Metro Vancouver police forces, who've jointly pushed hard on vehicle theft, credit their Bait Car program with helping take the most prolific car thieves out of circulation.
But they say the decline in car thefts, a national trend, is also attributable to the the presence of high-tech anti-theft devices on newer-model vehicles. The movie cliche of someone yanking a couple of wires from under the dashboard and twisting them together to fire up the car is simply outdated.
Federal law since 2007 has required car makers to fit new models with immobilizers that make it nearly impossible to start a car without the key, according to an article posted on Driving.ca last December. Some cars require a key with a encoded chip that works only on a specific car.
That doesn't mean a new vehicle is invulnerable to theft. Professional car thieves looking for desirable models to export to foreign countries might find work-arounds to anti-theft systems or simply roll them onto flatbed trucks and deal with the safeguards later.

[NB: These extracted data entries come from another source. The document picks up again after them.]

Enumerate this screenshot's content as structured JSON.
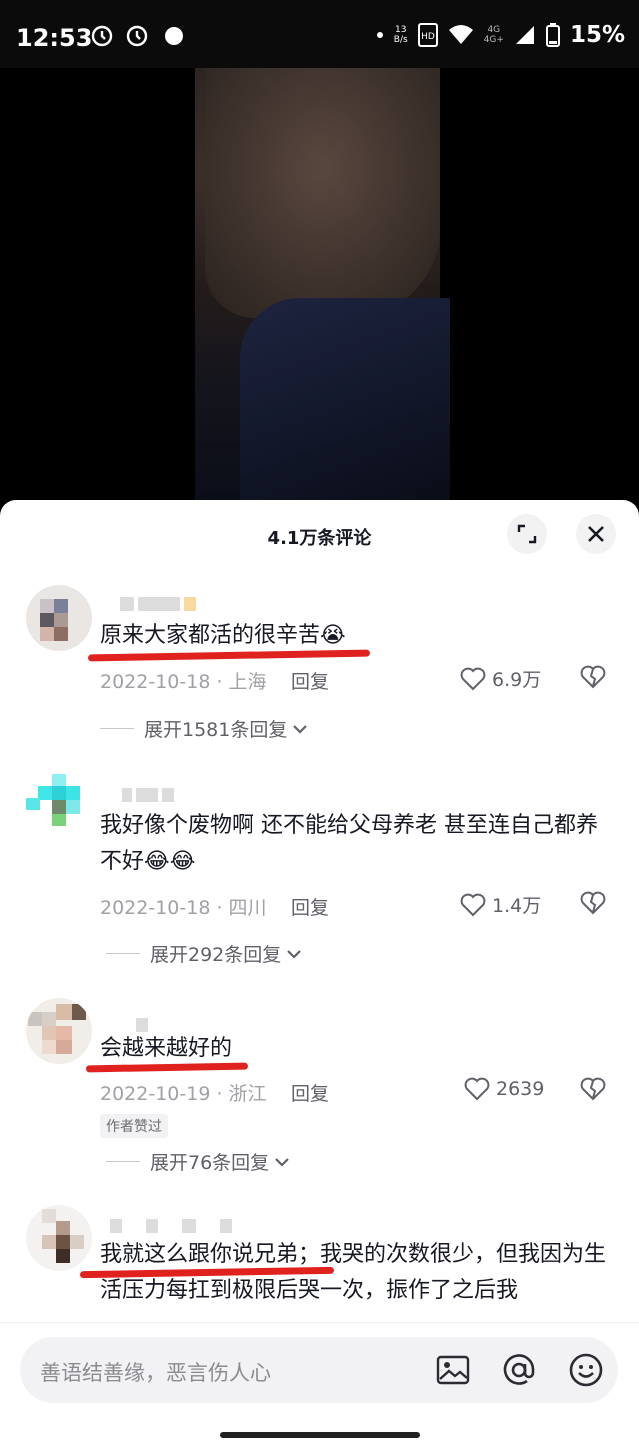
{
  "status_bar": {
    "time": "12:53",
    "net_speed_top": "13",
    "net_speed_bottom": "B/s",
    "net_4g_top": "4G",
    "net_4g_bottom": "4G+",
    "battery": "15%"
  },
  "sheet": {
    "title": "4.1万条评论"
  },
  "comments": [
    {
      "text": "原来大家都活的很辛苦😭",
      "date_location": "2022-10-18 · 上海",
      "reply_label": "回复",
      "likes": "6.9万",
      "expand_label": "展开1581条回复"
    },
    {
      "text": "我好像个废物啊 还不能给父母养老 甚至连自己都养不好😂😂",
      "date_location": "2022-10-18 · 四川",
      "reply_label": "回复",
      "likes": "1.4万",
      "expand_label": "展开292条回复"
    },
    {
      "text": "会越来越好的",
      "date_location": "2022-10-19 · 浙江",
      "reply_label": "回复",
      "likes": "2639",
      "badge": "作者赞过",
      "expand_label": "展开76条回复"
    },
    {
      "text": "我就这么跟你说兄弟；我哭的次数很少，但我因为生活压力每扛到极限后哭一次，振作了之后我"
    }
  ],
  "input": {
    "placeholder": "善语结善缘，恶言伤人心"
  },
  "colors": {
    "accent_red": "#e0221f",
    "text_primary": "#161823",
    "text_secondary": "#a0a0a6"
  }
}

But the vast majority of vehicles are targets of opportunity for petty crooks who use them to commit other crimes, such as break-ins.
"They're being used as a means [by] the criminal to get from A to B to get away from their crime," Montague said.
If you look at the list of the top-1o most stolen cars in British Columbia last year, posted by GlobalBC News, none is newer than 2006 and most date from the 1990s.
It's largely the same with the Canadian top 10 compiled by the Insurance Bureau of Canada. Honda Civic models lead both lists, with various domestic pickup trucks, SUVs and minivans also popular, perhaps because they can hold a lot of stolen property.
According to Statistics Canada figures, only a handful of Canadian cities saw increases in car-theft rates in 2011 (last year's national stats won't be out until this summer). Saskatoon and Guelph, Ont., experienced a 23 per cent rise, with smaller increases in Brantford and Barrie, Ont., and Halifax.
Every other metropolitan area saw declines. Vancouver was down 21 per cent, Victoria 38 per cent, St. John, N.B., 28 per cent, Kingston., Ont. 25 per cent and Gatineau, Que., across the river from Ottawa, 29 per cent. Nationally, the auto theft rate dropped by 12 per cent.